Em G 002, os participantes estavam sozinhos preparando a vacina ou a vacina de preparação depois de obter alguns boosters diferentes – essa é a técnica de reforço de aquecedor. Esse processo de duas etapas foi projetado para orientar ainda mais a reação de maior resistência ao desenvolvimento do BNAB, criando anticorpos de classe VRC 01, criando anticorpos VRC 01 grau. Um BNAB bem dominado, que neutraliza a ampla gama de variantes do HIV, impede que os anticorpos VRC 01 de grau sejam amarrados a um receptor de entrada de células hospedeiras do HIV HIV, que raramente é alterado, apesar da rápida transformação do vírus. Assim, esses anticorpos são considerados entre a liderança mais comprometida no desenvolvimento da vacina contra o HIV.

Todos os 17 participantes de G 002 que receberam vacinas e boosters de priming desenvolveram reações de 01 grau e reagiram a mais de 5% deles-que significa que suas células imunológicas obtiveram mutações multi-helpícios associadas ao desenvolvimento do BNAB. Os participantes que receberam apenas a vacina de priming também criaram a resposta da classe VRC 01, mas suas reações de anticorpos eram geralmente menos maduras. Significativamente, apenas uma dose de priming antes do reforço foi mais eficaz do que dar duas doses primárias antes do impulso.

“A qualidade da resistência que vimos somente depois de dois tiros que ficamos realmente surpresos, disse o Shif – um grande e um entusiasmo diferente”, disse Shiff. “Não achamos que seria tão favorável”.

Em G 003, os participantes receberam duas doses da vacina de preparação, mas sem impulsionadores. A vacina acionou com sucesso a resposta da classe VRC 01 entre 5% dos participantes, o que mostra o alto nível de mutações e variações de anticorpos da mesma maneira que o G12. Embora um participante não responda à variação do gin que tornou a vacina menos eficaz, todos os outros participantes mostraram a ativação das células B tolas do alvo.

“Esses resultados incrivelmente emocionantes referem -se à importância e capacidade da parceria global de executar a vantagem”, diz Julian Norm, o diretor executivo do Centro de Pesquisa em Saúde da Família de Rwander Kigali e um dos principais investigadores do G 003.
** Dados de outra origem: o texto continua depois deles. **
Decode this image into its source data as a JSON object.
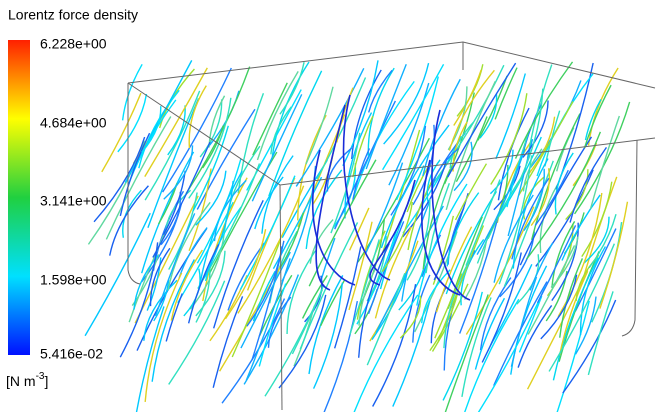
{
  "legend": {
    "title": "Lorentz force density",
    "ticks": [
      "6.228e+00",
      "4.684e+00",
      "3.141e+00",
      "1.598e+00",
      "5.416e-02"
    ],
    "unit": {
      "prefix": "[N m",
      "exponent": "-3",
      "suffix": "]"
    }
  }
}
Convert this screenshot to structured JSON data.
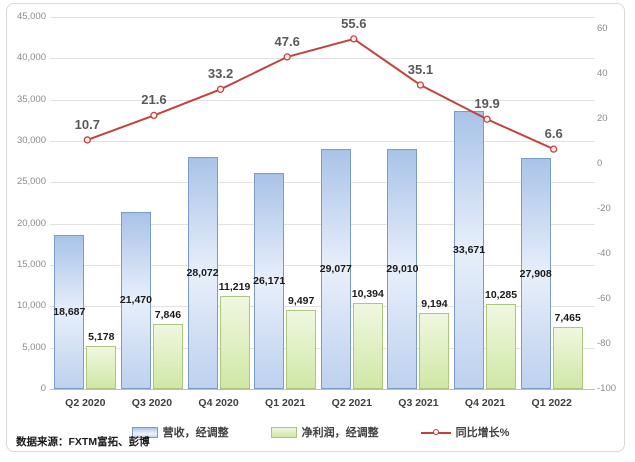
{
  "source_note": "数据来源：FXTM富拓、彭博",
  "chart_data": {
    "type": "bar",
    "subtype": "combo-bar-line",
    "categories": [
      "Q2 2020",
      "Q3 2020",
      "Q4 2020",
      "Q1 2021",
      "Q2 2021",
      "Q3 2021",
      "Q4 2021",
      "Q1 2022"
    ],
    "series": [
      {
        "name": "营收，经调整",
        "type": "bar",
        "axis": "left",
        "values": [
          18687,
          21470,
          28072,
          26171,
          29077,
          29010,
          33671,
          27908
        ],
        "fill_top": "#a9c3e8",
        "fill_mid": "#e8effb",
        "fill_bottom": "#bdd1ee",
        "border": "#7b9cc9",
        "label_position": "inside-center"
      },
      {
        "name": "净利润，经调整",
        "type": "bar",
        "axis": "left",
        "values": [
          5178,
          7846,
          11219,
          9497,
          10394,
          9194,
          10285,
          7465
        ],
        "fill_top": "#eff7e0",
        "fill_mid": "#e0f0c4",
        "fill_bottom": "#cfe7a6",
        "border": "#aec77f",
        "label_position": "outside-top"
      },
      {
        "name": "同比增长%",
        "type": "line",
        "axis": "right",
        "values": [
          10.7,
          21.6,
          33.2,
          47.6,
          55.6,
          35.1,
          19.9,
          6.6
        ],
        "color": "#c5413d",
        "marker_fill": "#fdf0ef",
        "label_color": "#595959",
        "label_position": "above"
      }
    ],
    "left_axis": {
      "min": 0,
      "max": 45000,
      "step": 5000
    },
    "right_axis": {
      "min": -100,
      "max": 60,
      "step": 20
    },
    "legend_position": "bottom",
    "grid": true,
    "title": ""
  },
  "legend": {
    "items": [
      {
        "label": "营收，经调整"
      },
      {
        "label": "净利润，经调整"
      },
      {
        "label": "同比增长%"
      }
    ]
  }
}
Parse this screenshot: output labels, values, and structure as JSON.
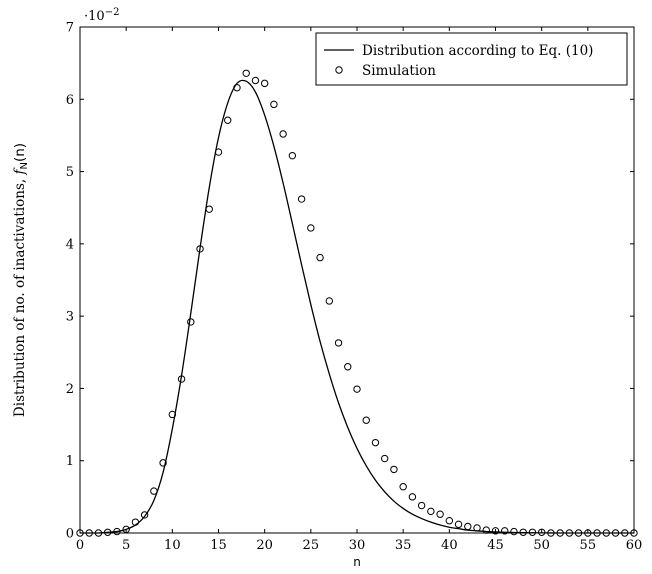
{
  "chart_data": {
    "type": "line",
    "title": "",
    "xlabel": "n",
    "ylabel": "Distribution of no. of inactivations, f_N(n)",
    "ylabel_main": "Distribution of no. of inactivations, ",
    "ylabel_f": "f",
    "ylabel_sub": "N",
    "ylabel_tail": "(n)",
    "y_multiplier_base": "·10",
    "y_multiplier_exp": "−2",
    "xlim": [
      0,
      60
    ],
    "ylim": [
      0,
      7
    ],
    "x_ticks": [
      "0",
      "5",
      "10",
      "15",
      "20",
      "25",
      "30",
      "35",
      "40",
      "45",
      "50",
      "55",
      "60"
    ],
    "y_ticks": [
      "0",
      "1",
      "2",
      "3",
      "4",
      "5",
      "6",
      "7"
    ],
    "legend_position": "top-right",
    "grid": false,
    "series": [
      {
        "name": "Distribution according to Eq. (10)",
        "style": "line",
        "color": "#000000",
        "x": [
          0,
          1,
          2,
          3,
          4,
          5,
          6,
          7,
          8,
          9,
          10,
          11,
          12,
          13,
          14,
          15,
          16,
          17,
          18,
          19,
          20,
          21,
          22,
          23,
          24,
          25,
          26,
          27,
          28,
          29,
          30,
          31,
          32,
          33,
          34,
          35,
          36,
          37,
          38,
          39,
          40,
          41,
          42,
          43,
          44,
          45,
          46,
          47,
          48,
          49,
          50,
          51,
          52,
          53,
          54,
          55,
          56,
          57,
          58,
          59,
          60
        ],
        "y": [
          0,
          0,
          0,
          0.01,
          0.02,
          0.05,
          0.11,
          0.23,
          0.45,
          0.84,
          1.44,
          2.18,
          3.04,
          3.94,
          4.78,
          5.47,
          5.95,
          6.22,
          6.25,
          6.1,
          5.78,
          5.35,
          4.84,
          4.28,
          3.71,
          3.16,
          2.65,
          2.2,
          1.8,
          1.46,
          1.17,
          0.93,
          0.73,
          0.57,
          0.44,
          0.34,
          0.26,
          0.2,
          0.15,
          0.11,
          0.08,
          0.06,
          0.04,
          0.03,
          0.02,
          0.015,
          0.01,
          0.007,
          0.005,
          0.003,
          0.002,
          0.001,
          0,
          0,
          0,
          0,
          0,
          0,
          0,
          0,
          0
        ]
      },
      {
        "name": "Simulation",
        "style": "marker",
        "color": "#000000",
        "x": [
          0,
          1,
          2,
          3,
          4,
          5,
          6,
          7,
          8,
          9,
          10,
          11,
          12,
          13,
          14,
          15,
          16,
          17,
          18,
          19,
          20,
          21,
          22,
          23,
          24,
          25,
          26,
          27,
          28,
          29,
          30,
          31,
          32,
          33,
          34,
          35,
          36,
          37,
          38,
          39,
          40,
          41,
          42,
          43,
          44,
          45,
          46,
          47,
          48,
          49,
          50,
          51,
          52,
          53,
          54,
          55,
          56,
          57,
          58,
          59,
          60
        ],
        "y": [
          0,
          0,
          0,
          0.01,
          0.02,
          0.05,
          0.15,
          0.25,
          0.58,
          0.97,
          1.64,
          2.13,
          2.92,
          3.93,
          4.48,
          5.27,
          5.71,
          6.16,
          6.36,
          6.26,
          6.22,
          5.93,
          5.52,
          5.22,
          4.62,
          4.22,
          3.81,
          3.21,
          2.63,
          2.3,
          1.99,
          1.56,
          1.25,
          1.03,
          0.88,
          0.64,
          0.5,
          0.38,
          0.3,
          0.26,
          0.17,
          0.12,
          0.09,
          0.07,
          0.04,
          0.03,
          0.03,
          0.02,
          0.01,
          0.01,
          0.01,
          0,
          0,
          0,
          0,
          0,
          0,
          0,
          0,
          0,
          0
        ]
      }
    ]
  }
}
Shif acrescentou: “As reações de resistência maiores foram bastante semelhantes na África e na América do Norte”. “É encorajador para uma vacina para uso global” “

Além da ocorrência de reações da pele, o método da vacina era geralmente bem tolerado. Em G 002, 18% dos participantes desenvolvem reações de pele como coceira e trato urinário (HIV) e 10% do trato urinário crônico – definido como sintomas permanentes de seis semanas ou mais. Esses eventos eram geralmente leves ou moderados, geralmente operados com anti -histamínicos e estavam por todo o fim. No G 003, não havia trato urinário, embora dois participantes (11%) tenham uma coceira leve e de curta duração operados com anti-histamínicos.

Comparado com outras vacinas de mRNA moderador-moderno-como os regimanos utilizados em g 002 para CoVID -19 mostrou casos mais altos de trato urinário. Os pesquisadores investigarão essas reações para informar as futuras técnicas de mitigação. Modana também participou de ambos os exames, fornecendo uma assistência importante para a vacina de mRNA e o pré -venda e o arquivamento regulatório.

O Shiff observa que um estudo de acompanhamento está planejado na África do Sul para avaliar o mesmo método de bombeiro primário testado no G12, mas com base nas reações de elite observadas em um grupo de baixo nível e impulsionado.

“Temos uma idéia melhor de que tipo de célula resistente precisamos notar para avançar”, disse ele.